## 4.2 Environments

TO DO

### 4.2.1 Environment basics

At its core, an environment is a collection of objects. A bit like a list, environments store multiple objects in a single structure.

To create a new environment, we use the new.env() function.

new_env <- new.env()

To add items to our environment, we can add them like we would a list using the $operator: new_env$first_object <- "hello"

To list all of the objects in an environment, we use the ls() function:

ls(new_env)
## [1] "first_object"

Importantly, you can't have two objects in the same environment with the same name. If you try, you'll just overwrite the previous value:

new_env$first_object <- "world" new_env$first_object
## [1] "world"

### 4.2.2 Environment inheritance

Environments have parents and children. In other words, there is a hierarchy of environments, with environments being encapsulated in other environments while also encapsulated other environments.

Every environment (with the exception of what we call the empty environment) has a parent. For example, when I created my new_env environment before, this was created in the global environment. The global environment is the environment that objects are assigned to when working in R interactively. The global environment's parent environment will be the environment of the last package you loaded. Packages have environments to avoid name conflicts with functions and to help R know where to look for a function.

At the top of the environments of packages you've loaded will be the base environment which is the environment of base R. Finally, the base environment's parent is the empty environment which does not have a parent.

The hierarchy of these environments looks like this:

### 4.2.3 Scope

So we know that objects in the same environment can't have the same name, but what happens when two different environments happen to have objects with the same name? This is where the concept of scope comes in. Scoping is the set of rules that governs where R will look for a value.

Well, R will search for the object in order of environment, starting at the most specific environment (so the global environment in the above diagram) and moving up. For example, we know that there is a function in base R called sum(). But, if I define a new function in the global environment called sum then which function will be called when I type sum(...).

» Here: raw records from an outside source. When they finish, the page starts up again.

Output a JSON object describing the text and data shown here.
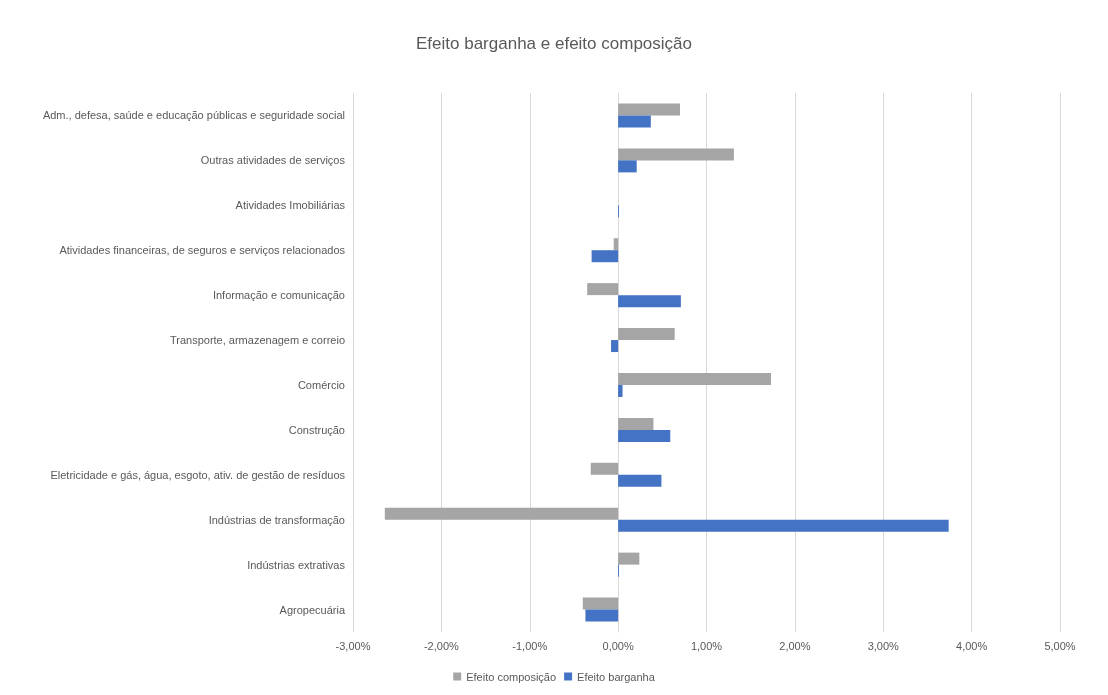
{
  "chart_data": {
    "type": "bar",
    "orientation": "horizontal",
    "title": "Efeito barganha e efeito composição",
    "categories": [
      "Adm., defesa, saúde e educação públicas e seguridade social",
      "Outras atividades de serviços",
      "Atividades Imobiliárias",
      "Atividades financeiras, de seguros e serviços relacionados",
      "Informação e comunicação",
      "Transporte, armazenagem e correio",
      "Comércio",
      "Construção",
      "Eletricidade e gás, água, esgoto, ativ. de gestão de resíduos",
      "Indústrias de transformação",
      "Indústrias extrativas",
      "Agropecuária"
    ],
    "series": [
      {
        "name": "Efeito composição",
        "color": "#a5a5a5",
        "values": [
          0.7,
          1.31,
          0,
          -0.05,
          -0.35,
          0.64,
          1.73,
          0.4,
          -0.31,
          -2.64,
          0.24,
          -0.4
        ]
      },
      {
        "name": "Efeito barganha",
        "color": "#4472c4",
        "values": [
          0.37,
          0.21,
          0.01,
          -0.3,
          0.71,
          -0.08,
          0.05,
          0.59,
          0.49,
          3.74,
          0.01,
          -0.37
        ]
      }
    ],
    "xlim": [
      -3,
      5
    ],
    "xticks": [
      {
        "value": -3,
        "label": "-3,00%"
      },
      {
        "value": -2,
        "label": "-2,00%"
      },
      {
        "value": -1,
        "label": "-1,00%"
      },
      {
        "value": 0,
        "label": "0,00%"
      },
      {
        "value": 1,
        "label": "1,00%"
      },
      {
        "value": 2,
        "label": "2,00%"
      },
      {
        "value": 3,
        "label": "3,00%"
      },
      {
        "value": 4,
        "label": "4,00%"
      },
      {
        "value": 5,
        "label": "5,00%"
      }
    ],
    "grid": "x",
    "legend": "bottom"
  }
}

Well, because we know that the search path starts from the most specific environment, R will look for sum in the global environment first and it'll find the sum that I've just defined. At this point, it'll stop looking because sum has been found.

For this reason, it's a good idea to use a package like conflicted to manage the packages you loaded, otherwise which function you use when you have two functions with the same name from different packages will be defined by which one you loaded later.

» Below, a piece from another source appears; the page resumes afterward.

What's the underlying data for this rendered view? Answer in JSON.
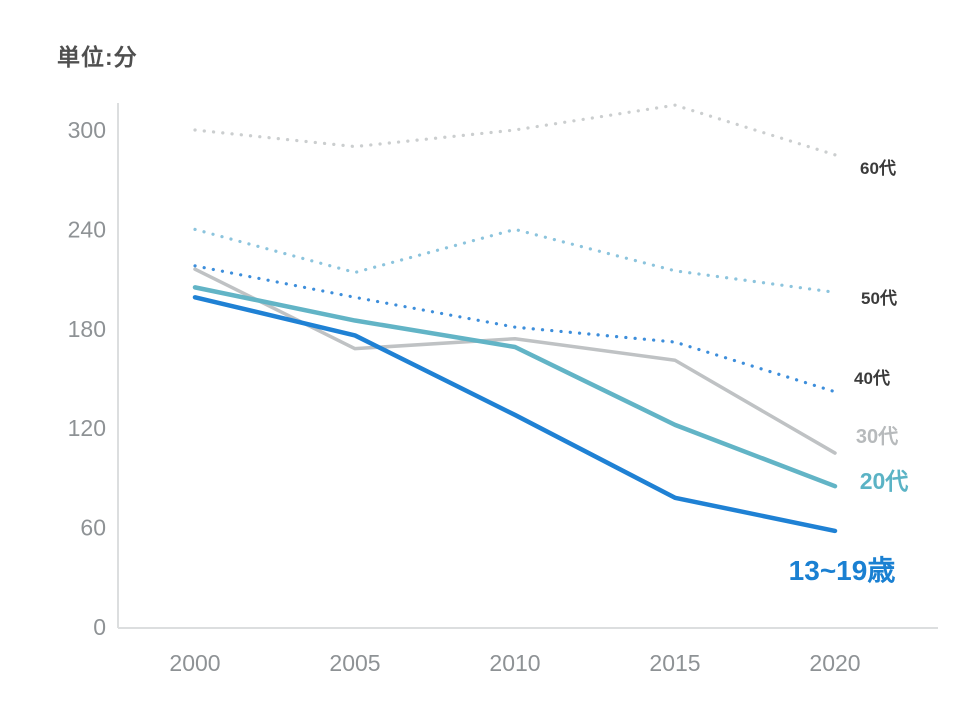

### 4.2.4 Function environments

Functions, when they called, create their own more specific environment. The parent of this environment will be the environment in which it was called (most often this will be the global environment).

This breeds some specific behaviours. For example, say you've written a function that expects two input parameters, x and y. Well, what would happen if someone had already defined an x and y variable in their script? Which value should R use?

Let's see what happens.

sum_custom <- function(x,y) {
x + y
}

x <- 10
y <- 5

sum_custom(x = 1, y = 2)
## [1] 3

In this case, the fact that there is already an x and y in the global environment doesn't really make much difference. The function creates its own more specific environment when it's called, and it looks for the x and y variables in here first. It finds them and uses those values (1 and 2).

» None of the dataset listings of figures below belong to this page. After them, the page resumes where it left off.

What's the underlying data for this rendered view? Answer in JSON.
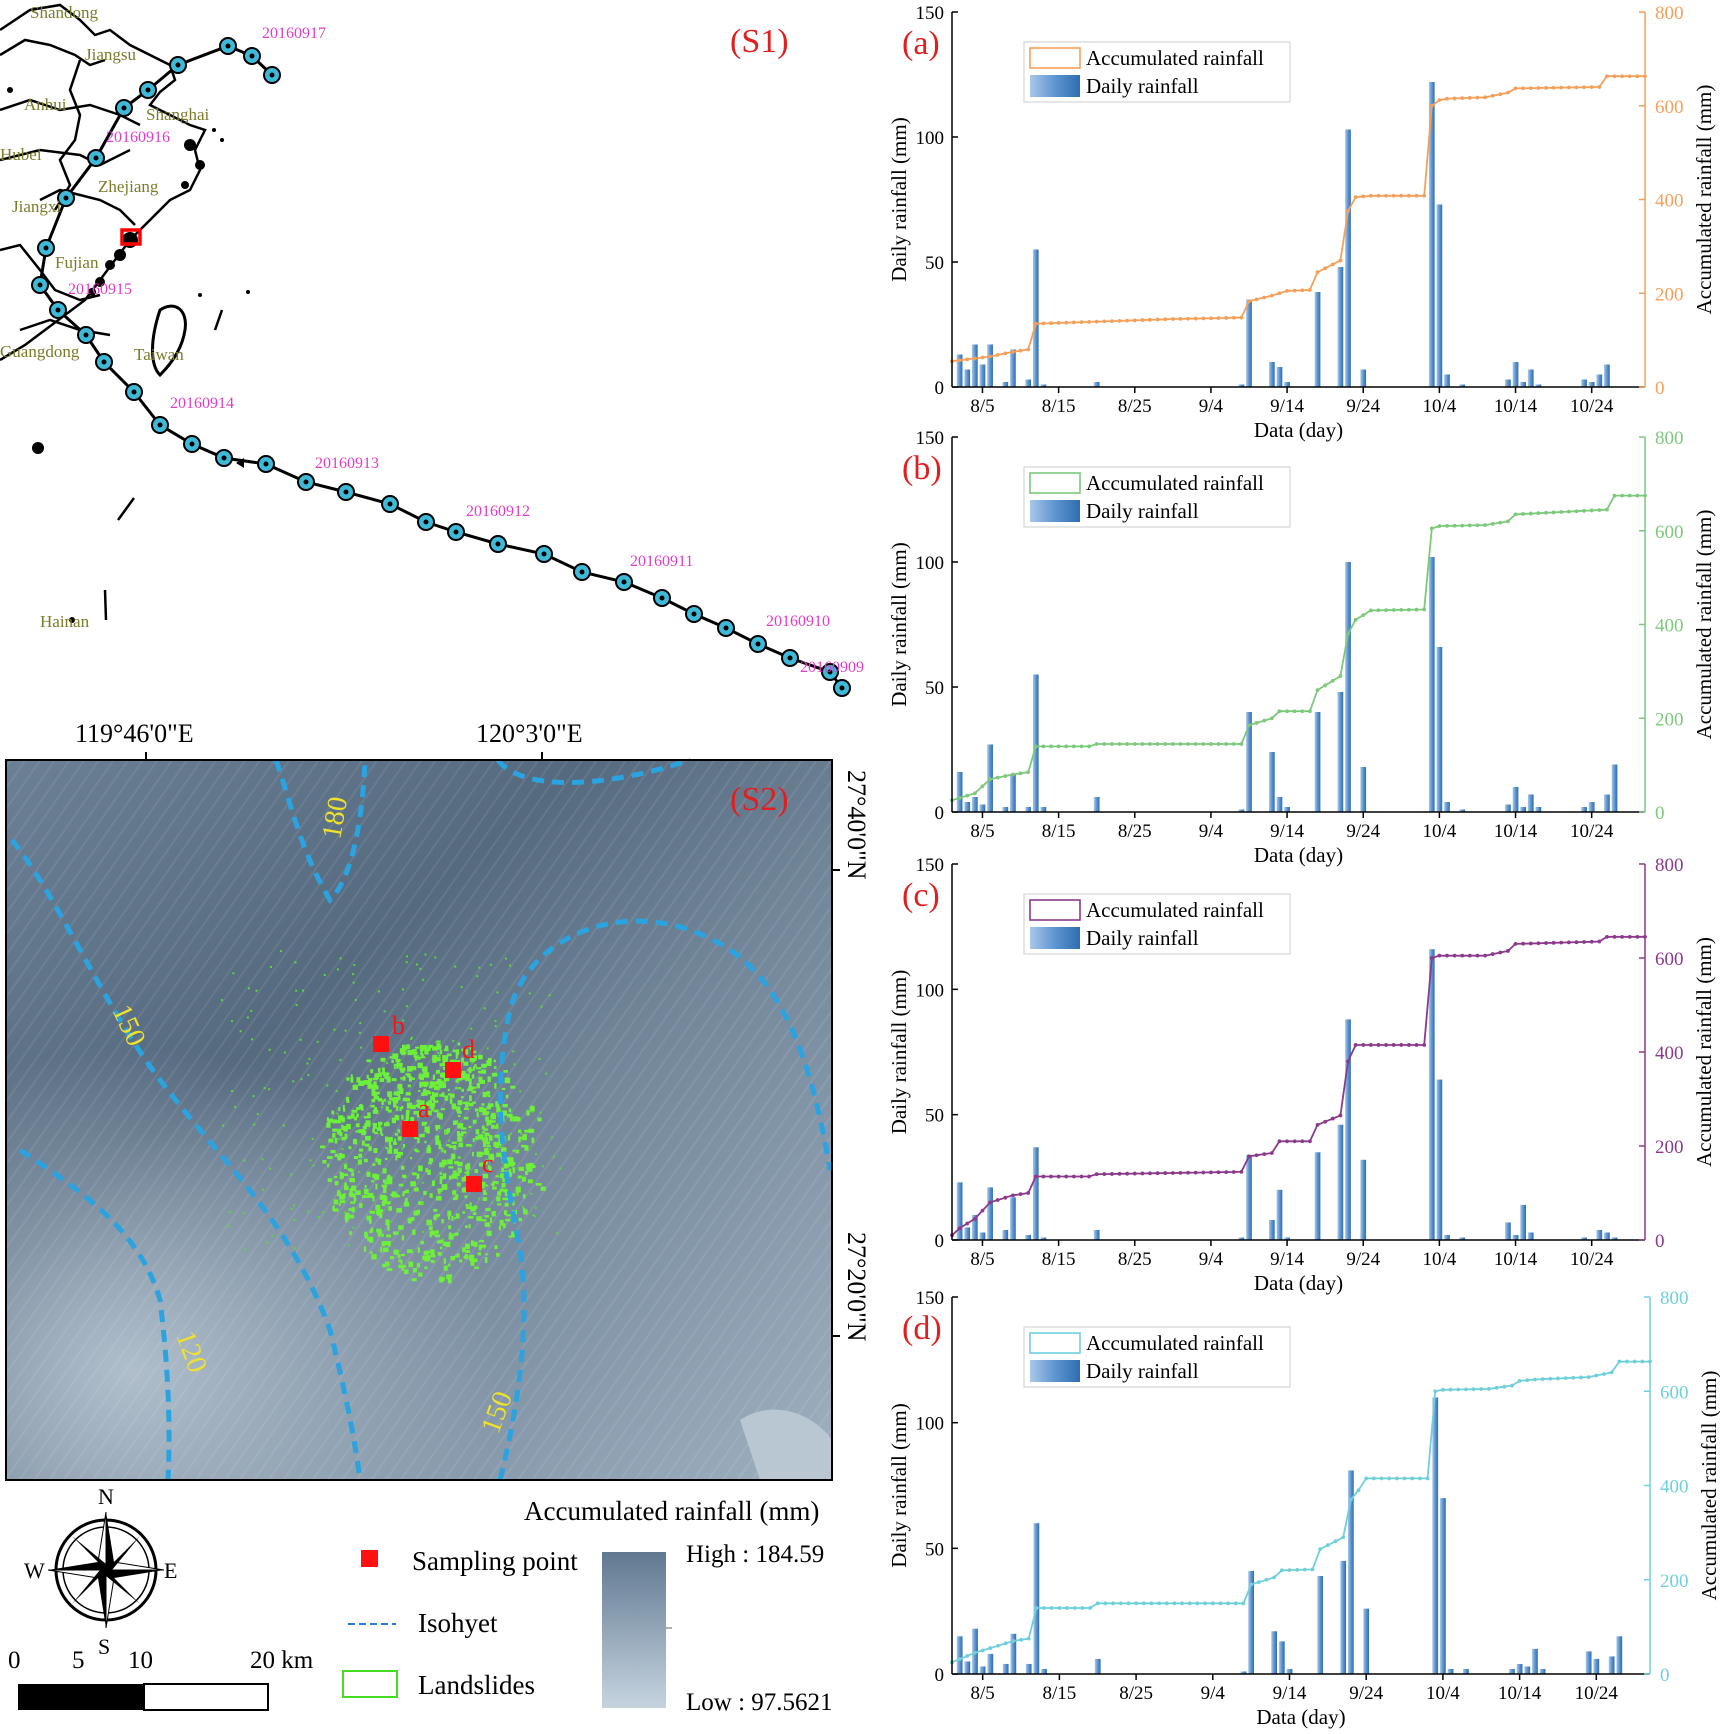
{
  "map_top": {
    "panel_label": "(S1)",
    "provinces": [
      "Shandong",
      "Jiangsu",
      "Anhui",
      "Shanghai",
      "Hubei",
      "Zhejiang",
      "Jiangxi",
      "Fujian",
      "Guangdong",
      "Taiwan",
      "Hainan"
    ],
    "track_dates": [
      "20160917",
      "20160916",
      "20160915",
      "20160914",
      "20160913",
      "20160912",
      "20160911",
      "20160910",
      "20160909"
    ]
  },
  "map_bottom": {
    "panel_label": "(S2)",
    "lon_labels": [
      "119°46'0\"E",
      "120°3'0\"E"
    ],
    "lat_labels": [
      "27°40'0\"N",
      "27°20'0\"N"
    ],
    "isohyet_labels": [
      "180",
      "150",
      "150",
      "120"
    ],
    "points": [
      "a",
      "b",
      "c",
      "d"
    ]
  },
  "legend": {
    "compass": [
      "N",
      "E",
      "S",
      "W"
    ],
    "scale": [
      "0",
      "5",
      "10",
      "20 km"
    ],
    "rain_title": "Accumulated rainfall (mm)",
    "sampling": "Sampling point",
    "isohyet": "Isohyet",
    "landslides": "Landslides",
    "high": "High : 184.59",
    "low": "Low : 97.5621"
  },
  "chart_common": {
    "xlabel": "Data (day)",
    "ylabel_left": "Daily rainfall (mm)",
    "ylabel_right": "Accumulated rainfall (mm)",
    "legend_line": "Accumulated rainfall",
    "legend_bar": "Daily rainfall",
    "x_ticks": [
      "8/5",
      "8/15",
      "8/25",
      "9/4",
      "9/14",
      "9/24",
      "10/4",
      "10/14",
      "10/24"
    ],
    "x_tick_days": [
      4,
      14,
      24,
      34,
      44,
      54,
      64,
      74,
      84
    ],
    "y_left_ticks": [
      "0",
      "50",
      "100",
      "150"
    ],
    "y_right_ticks": [
      "0",
      "200",
      "400",
      "600",
      "800"
    ]
  },
  "chart_data": [
    {
      "panel": "(a)",
      "type": "bar",
      "color": "#f5a05a",
      "x_range_days": [
        0,
        91
      ],
      "ylim_left": [
        0,
        150
      ],
      "ylim_right": [
        0,
        800
      ],
      "bars": [
        [
          1,
          13
        ],
        [
          2,
          7
        ],
        [
          3,
          17
        ],
        [
          4,
          9
        ],
        [
          5,
          17
        ],
        [
          7,
          2
        ],
        [
          8,
          15
        ],
        [
          10,
          3
        ],
        [
          11,
          55
        ],
        [
          12,
          1
        ],
        [
          19,
          2
        ],
        [
          38,
          1
        ],
        [
          39,
          35
        ],
        [
          42,
          10
        ],
        [
          43,
          8
        ],
        [
          44,
          2
        ],
        [
          48,
          38
        ],
        [
          51,
          48
        ],
        [
          52,
          103
        ],
        [
          54,
          7
        ],
        [
          63,
          122
        ],
        [
          64,
          73
        ],
        [
          65,
          5
        ],
        [
          67,
          1
        ],
        [
          73,
          3
        ],
        [
          74,
          10
        ],
        [
          75,
          2
        ],
        [
          76,
          7
        ],
        [
          77,
          1
        ],
        [
          83,
          3
        ],
        [
          84,
          2
        ],
        [
          85,
          5
        ],
        [
          86,
          9
        ]
      ],
      "accumulated": [
        [
          0,
          55
        ],
        [
          5,
          65
        ],
        [
          8,
          75
        ],
        [
          10,
          80
        ],
        [
          11,
          135
        ],
        [
          20,
          140
        ],
        [
          29,
          145
        ],
        [
          38,
          148
        ],
        [
          39,
          183
        ],
        [
          42,
          195
        ],
        [
          44,
          205
        ],
        [
          47,
          207
        ],
        [
          48,
          245
        ],
        [
          51,
          270
        ],
        [
          52,
          375
        ],
        [
          53,
          405
        ],
        [
          55,
          408
        ],
        [
          62,
          408
        ],
        [
          63,
          600
        ],
        [
          64,
          612
        ],
        [
          65,
          615
        ],
        [
          70,
          618
        ],
        [
          73,
          628
        ],
        [
          74,
          637
        ],
        [
          85,
          640
        ],
        [
          86,
          663
        ],
        [
          91,
          663
        ]
      ]
    },
    {
      "panel": "(b)",
      "type": "bar",
      "color": "#7cc97c",
      "x_range_days": [
        0,
        91
      ],
      "ylim_left": [
        0,
        150
      ],
      "ylim_right": [
        0,
        800
      ],
      "bars": [
        [
          1,
          16
        ],
        [
          2,
          4
        ],
        [
          3,
          6
        ],
        [
          4,
          3
        ],
        [
          5,
          27
        ],
        [
          7,
          2
        ],
        [
          8,
          15
        ],
        [
          10,
          2
        ],
        [
          11,
          55
        ],
        [
          12,
          2
        ],
        [
          19,
          6
        ],
        [
          38,
          1
        ],
        [
          39,
          40
        ],
        [
          42,
          24
        ],
        [
          43,
          6
        ],
        [
          44,
          2
        ],
        [
          48,
          40
        ],
        [
          51,
          48
        ],
        [
          52,
          100
        ],
        [
          54,
          18
        ],
        [
          63,
          102
        ],
        [
          64,
          66
        ],
        [
          65,
          4
        ],
        [
          67,
          1
        ],
        [
          73,
          3
        ],
        [
          74,
          10
        ],
        [
          75,
          2
        ],
        [
          76,
          7
        ],
        [
          77,
          2
        ],
        [
          83,
          2
        ],
        [
          84,
          4
        ],
        [
          86,
          7
        ],
        [
          87,
          19
        ]
      ],
      "accumulated": [
        [
          0,
          25
        ],
        [
          3,
          40
        ],
        [
          5,
          70
        ],
        [
          8,
          80
        ],
        [
          10,
          85
        ],
        [
          11,
          140
        ],
        [
          18,
          140
        ],
        [
          19,
          145
        ],
        [
          38,
          145
        ],
        [
          39,
          185
        ],
        [
          42,
          200
        ],
        [
          43,
          215
        ],
        [
          47,
          215
        ],
        [
          48,
          260
        ],
        [
          51,
          290
        ],
        [
          52,
          380
        ],
        [
          53,
          410
        ],
        [
          55,
          430
        ],
        [
          62,
          432
        ],
        [
          63,
          605
        ],
        [
          64,
          610
        ],
        [
          70,
          612
        ],
        [
          73,
          620
        ],
        [
          74,
          635
        ],
        [
          86,
          645
        ],
        [
          87,
          675
        ],
        [
          91,
          675
        ]
      ]
    },
    {
      "panel": "(c)",
      "type": "bar",
      "color": "#8b3a8b",
      "x_range_days": [
        0,
        91
      ],
      "ylim_left": [
        0,
        150
      ],
      "ylim_right": [
        0,
        800
      ],
      "bars": [
        [
          1,
          23
        ],
        [
          2,
          5
        ],
        [
          3,
          10
        ],
        [
          4,
          3
        ],
        [
          5,
          21
        ],
        [
          7,
          4
        ],
        [
          8,
          17
        ],
        [
          10,
          2
        ],
        [
          11,
          37
        ],
        [
          12,
          1
        ],
        [
          19,
          4
        ],
        [
          38,
          1
        ],
        [
          39,
          34
        ],
        [
          42,
          8
        ],
        [
          43,
          20
        ],
        [
          44,
          1
        ],
        [
          48,
          35
        ],
        [
          51,
          46
        ],
        [
          52,
          88
        ],
        [
          54,
          32
        ],
        [
          63,
          116
        ],
        [
          64,
          64
        ],
        [
          65,
          2
        ],
        [
          67,
          1
        ],
        [
          73,
          7
        ],
        [
          74,
          2
        ],
        [
          75,
          14
        ],
        [
          76,
          3
        ],
        [
          83,
          1
        ],
        [
          85,
          4
        ],
        [
          86,
          3
        ],
        [
          87,
          1
        ]
      ],
      "accumulated": [
        [
          0,
          10
        ],
        [
          1,
          25
        ],
        [
          3,
          45
        ],
        [
          5,
          80
        ],
        [
          8,
          95
        ],
        [
          10,
          100
        ],
        [
          11,
          135
        ],
        [
          18,
          135
        ],
        [
          19,
          140
        ],
        [
          38,
          145
        ],
        [
          39,
          178
        ],
        [
          42,
          185
        ],
        [
          43,
          210
        ],
        [
          47,
          210
        ],
        [
          48,
          245
        ],
        [
          51,
          265
        ],
        [
          52,
          380
        ],
        [
          53,
          415
        ],
        [
          62,
          415
        ],
        [
          63,
          600
        ],
        [
          64,
          605
        ],
        [
          70,
          605
        ],
        [
          73,
          615
        ],
        [
          74,
          630
        ],
        [
          85,
          635
        ],
        [
          86,
          645
        ],
        [
          91,
          645
        ]
      ]
    },
    {
      "panel": "(d)",
      "type": "bar",
      "color": "#6fd0dc",
      "x_range_days": [
        0,
        91
      ],
      "ylim_left": [
        0,
        150
      ],
      "ylim_right": [
        0,
        800
      ],
      "bars": [
        [
          1,
          15
        ],
        [
          2,
          5
        ],
        [
          3,
          18
        ],
        [
          4,
          3
        ],
        [
          5,
          8
        ],
        [
          7,
          4
        ],
        [
          8,
          16
        ],
        [
          10,
          4
        ],
        [
          11,
          60
        ],
        [
          12,
          2
        ],
        [
          19,
          6
        ],
        [
          38,
          1
        ],
        [
          39,
          41
        ],
        [
          42,
          17
        ],
        [
          43,
          13
        ],
        [
          44,
          2
        ],
        [
          48,
          39
        ],
        [
          51,
          45
        ],
        [
          52,
          81
        ],
        [
          54,
          26
        ],
        [
          63,
          110
        ],
        [
          64,
          70
        ],
        [
          65,
          2
        ],
        [
          67,
          2
        ],
        [
          73,
          2
        ],
        [
          74,
          4
        ],
        [
          75,
          3
        ],
        [
          76,
          10
        ],
        [
          77,
          2
        ],
        [
          83,
          9
        ],
        [
          84,
          6
        ],
        [
          86,
          7
        ],
        [
          87,
          15
        ]
      ],
      "accumulated": [
        [
          0,
          25
        ],
        [
          3,
          45
        ],
        [
          5,
          55
        ],
        [
          8,
          70
        ],
        [
          10,
          75
        ],
        [
          11,
          140
        ],
        [
          18,
          140
        ],
        [
          19,
          150
        ],
        [
          38,
          150
        ],
        [
          39,
          190
        ],
        [
          42,
          205
        ],
        [
          43,
          220
        ],
        [
          47,
          222
        ],
        [
          48,
          265
        ],
        [
          51,
          290
        ],
        [
          52,
          370
        ],
        [
          53,
          390
        ],
        [
          54,
          415
        ],
        [
          62,
          415
        ],
        [
          63,
          600
        ],
        [
          64,
          603
        ],
        [
          70,
          605
        ],
        [
          73,
          612
        ],
        [
          74,
          622
        ],
        [
          76,
          625
        ],
        [
          83,
          630
        ],
        [
          86,
          640
        ],
        [
          87,
          663
        ],
        [
          91,
          663
        ]
      ]
    }
  ]
}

But what happens if a variable doesn't exist in the more specific function environment? Let's take a look.

sum_custom <- function(x,y) {
x + y + w
}

w <- 5

sum_custom(x = 1, y = 2)
## [1] 8

In this case, the function looks in the specific environment for w, but it doesn't exist. The only objects that exist in the function environment are the x and y that we've provided. So when R doesn't find it in the more specific environment, it looks in the less-specific global environment. It finds, and so it uses the value it finds.

This can be a dangerous thing, so always make sure that you're function is accessing the values you think it is.

So does R work the other way? Does it ever look in a more specific environment? Nope.

sum_custom <- function(x,y){
im_a_sneaky_variable <- 10
x + y
}

im_a_sneaky_variable

Once the function is called, objects in its environment are inaccessible. The long and short of it is, R will start from specific environments and then look upwards, never downwards.

#### 4.2.4.1 'Super' assignment

There will be occasions however when you need to make changes to the global environment. For instance, say you want to increment a counter every time a function is called, regardless of where it's called from. In these cases, you can use the controversial <<- operator. This is used as an assignment operator to assign a value to the global environment. Observe...

sum_custom <- function(x,y) {
count <<- count + 1
x + y
}

count <- 0

sum_custom(1,2)
## [1] 3
count
## [1] 1
sum_custom(2,3)
## [1] 5
count
## [1] 2

Note how when we assign 0 to our count variable outside of the function, we don't need to use <<-. This is because we're already assigning to the global environment.

Use the <<- with care and only assign something to the global environment if you really need to. Otherwise, you may start overwriting variables in your global environment without ever realising it.